Feeding America’s study, Hunger in America 2010, is described as the first research study to capture the connection between the economic downturn and an increased need for emergency food assistance.
An estimated 5.7 million people receive emergency food assistance each week from a food pantry, soup kitchen, or other agency served by one of Feeding America’s more than 200 food banks. That’s a 27 percent increase over numbers reported in Hunger in America 2006, which reported that 4.5 million people were served each week.
“Clearly, the economic recession, resulting in dramatically increasing unemployment nationwide, has driven unprecedented, sharp increases in the need for emergency food assistance and enrollment in federal nutrition programs,” said Vicki Escarra, president and CEO of Feeding America.
The methodology incorporated into the 2010 study includes data collected from February through June 2009. The results are based on surveys conducted at food pantries, soup kitchens and other emergency feeding programs.
The US Department of Agriculture (USDA) reported in November 2009 that an estimated 49 million people, including 17 million children, are at risk of hunger.
Feeding America said its new report reinforces the increasing need for food assistance in the US, with 70 percent of food pantries and soup kitchens and 73 percent of emergency shelters reporting that they are facing one or more problems that threaten their ability to continue operating. Problems relating to funds and food supplies were the two most commonly cited threats.

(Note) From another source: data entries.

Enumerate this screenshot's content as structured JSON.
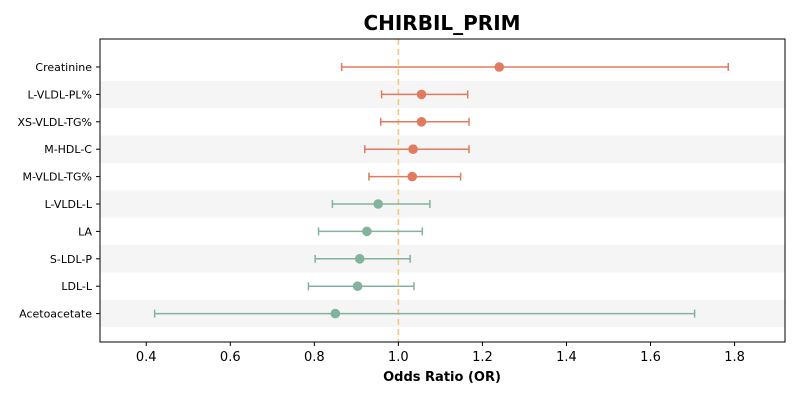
{
  "chart_data": {
    "type": "forest",
    "title": "CHIRBIL_PRIM",
    "xlabel": "Odds Ratio (OR)",
    "xlim": [
      0.29,
      1.92
    ],
    "xticks": [
      0.4,
      0.6,
      0.8,
      1.0,
      1.2,
      1.4,
      1.6,
      1.8
    ],
    "xtick_labels": [
      "0.4",
      "0.6",
      "0.8",
      "1.0",
      "1.2",
      "1.4",
      "1.6",
      "1.8"
    ],
    "reference_line": 1.0,
    "colors": {
      "positive": "#e07b5f",
      "negative": "#82b39c",
      "reference": "#f5c77e",
      "band": "#f5f5f5"
    },
    "rows": [
      {
        "label": "Creatinine",
        "or": 1.24,
        "lower": 0.865,
        "upper": 1.785,
        "direction": "positive"
      },
      {
        "label": "L-VLDL-PL%",
        "or": 1.055,
        "lower": 0.96,
        "upper": 1.165,
        "direction": "positive"
      },
      {
        "label": "XS-VLDL-TG%",
        "or": 1.055,
        "lower": 0.958,
        "upper": 1.168,
        "direction": "positive"
      },
      {
        "label": "M-HDL-C",
        "or": 1.035,
        "lower": 0.92,
        "upper": 1.168,
        "direction": "positive"
      },
      {
        "label": "M-VLDL-TG%",
        "or": 1.033,
        "lower": 0.93,
        "upper": 1.148,
        "direction": "positive"
      },
      {
        "label": "L-VLDL-L",
        "or": 0.952,
        "lower": 0.843,
        "upper": 1.075,
        "direction": "negative"
      },
      {
        "label": "LA",
        "or": 0.925,
        "lower": 0.81,
        "upper": 1.057,
        "direction": "negative"
      },
      {
        "label": "S-LDL-P",
        "or": 0.908,
        "lower": 0.802,
        "upper": 1.028,
        "direction": "negative"
      },
      {
        "label": "LDL-L",
        "or": 0.903,
        "lower": 0.786,
        "upper": 1.037,
        "direction": "negative"
      },
      {
        "label": "Acetoacetate",
        "or": 0.85,
        "lower": 0.42,
        "upper": 1.705,
        "direction": "negative"
      }
    ]
  }
}
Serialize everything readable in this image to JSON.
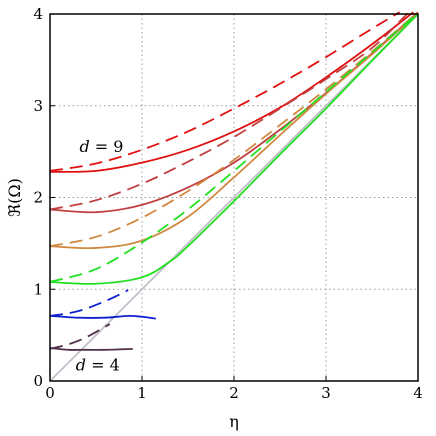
{
  "chart_data": {
    "type": "line",
    "xlabel": "η",
    "ylabel": "ℜ(Ω)",
    "xlim": [
      0,
      4
    ],
    "ylim": [
      0,
      4
    ],
    "xticks": [
      "0",
      "1",
      "2",
      "3",
      "4"
    ],
    "yticks": [
      "0",
      "1",
      "2",
      "3",
      "4"
    ],
    "grid": true,
    "grid_style": "dotted",
    "annotations": [
      {
        "var": "d",
        "eq": " = 9",
        "x": 0.32,
        "y": 2.55
      },
      {
        "var": "d",
        "eq": " = 4",
        "x": 0.28,
        "y": 0.17
      }
    ],
    "series": [
      {
        "color": "#c0c0c8",
        "dash": false,
        "x": [
          0,
          0.5,
          1.0,
          1.5,
          2.0,
          2.5,
          3.0,
          3.5,
          4.0
        ],
        "y": [
          0,
          0.5,
          1.0,
          1.5,
          2.0,
          2.5,
          3.0,
          3.5,
          4.0
        ]
      },
      {
        "color": "#e01010",
        "dash": true,
        "x": [
          0,
          0.5,
          1.0,
          1.5,
          2.0,
          2.5,
          3.0,
          3.5,
          3.8
        ],
        "y": [
          2.29,
          2.37,
          2.52,
          2.72,
          2.97,
          3.24,
          3.53,
          3.84,
          4.02
        ]
      },
      {
        "color": "#e01010",
        "dash": false,
        "x": [
          0,
          0.5,
          1.0,
          1.5,
          2.0,
          2.5,
          3.0,
          3.5,
          3.95
        ],
        "y": [
          2.28,
          2.29,
          2.38,
          2.52,
          2.72,
          2.98,
          3.31,
          3.67,
          4.02
        ]
      },
      {
        "color": "#c04040",
        "dash": true,
        "x": [
          0,
          0.5,
          1.0,
          1.5,
          2.0,
          2.5,
          3.0,
          3.5,
          3.9
        ],
        "y": [
          1.87,
          1.97,
          2.15,
          2.39,
          2.66,
          2.97,
          3.29,
          3.63,
          4.02
        ]
      },
      {
        "color": "#c04040",
        "dash": false,
        "x": [
          0,
          0.5,
          1.0,
          1.5,
          2.0,
          2.5,
          3.0,
          3.5,
          4.0
        ],
        "y": [
          1.87,
          1.84,
          1.92,
          2.11,
          2.38,
          2.74,
          3.14,
          3.57,
          4.02
        ]
      },
      {
        "color": "#d08840",
        "dash": true,
        "x": [
          0,
          0.5,
          1.0,
          1.5,
          2.0,
          2.5,
          3.0,
          3.5,
          4.0
        ],
        "y": [
          1.47,
          1.57,
          1.78,
          2.07,
          2.41,
          2.79,
          3.18,
          3.59,
          4.02
        ]
      },
      {
        "color": "#d08840",
        "dash": false,
        "x": [
          0,
          0.5,
          1.0,
          1.5,
          2.0,
          2.5,
          3.0,
          3.5,
          4.0
        ],
        "y": [
          1.47,
          1.45,
          1.53,
          1.79,
          2.22,
          2.68,
          3.13,
          3.56,
          4.01
        ]
      },
      {
        "color": "#20e020",
        "dash": true,
        "x": [
          0,
          0.5,
          1.0,
          1.5,
          2.0,
          2.5,
          3.0,
          3.5,
          4.0
        ],
        "y": [
          1.08,
          1.22,
          1.51,
          1.87,
          2.29,
          2.72,
          3.15,
          3.58,
          4.01
        ]
      },
      {
        "color": "#20e020",
        "dash": false,
        "x": [
          0,
          0.5,
          1.0,
          1.3,
          1.5,
          2.0,
          2.5,
          3.0,
          3.5,
          4.0
        ],
        "y": [
          1.08,
          1.06,
          1.13,
          1.3,
          1.47,
          1.96,
          2.47,
          2.97,
          3.49,
          4.0
        ]
      },
      {
        "color": "#1020d0",
        "dash": true,
        "x": [
          0,
          0.3,
          0.6,
          0.85
        ],
        "y": [
          0.71,
          0.76,
          0.87,
          0.99
        ]
      },
      {
        "color": "#1020d0",
        "dash": false,
        "x": [
          0,
          0.3,
          0.6,
          0.85,
          1.0,
          1.15
        ],
        "y": [
          0.71,
          0.69,
          0.69,
          0.71,
          0.7,
          0.68
        ]
      },
      {
        "color": "#503048",
        "dash": true,
        "x": [
          0,
          0.2,
          0.4,
          0.65
        ],
        "y": [
          0.35,
          0.4,
          0.48,
          0.62
        ]
      },
      {
        "color": "#503048",
        "dash": false,
        "x": [
          0,
          0.2,
          0.4,
          0.6,
          0.9
        ],
        "y": [
          0.36,
          0.34,
          0.34,
          0.34,
          0.35
        ]
      }
    ]
  }
}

“While we have reached many more people over the past four years, the need of hungry Americans far outpaces our current level of service,” Escarra said. “We will continue to partner with federal and state governments, corporate and individual donors and other hunger-relief organizations to bring more food and funds into the charitable distribution system and connect people with federal benefits until every man, woman and child has access to adequate food and nutrition.”
Last Friday, Feeding America and a number of dairy, farm and other organizations had sent a letter to key members of Congress to take immediate action to shore up the emergency food supply by providing an additional $250 million in funding for the Emergency Food Assistance Program (TEFAP).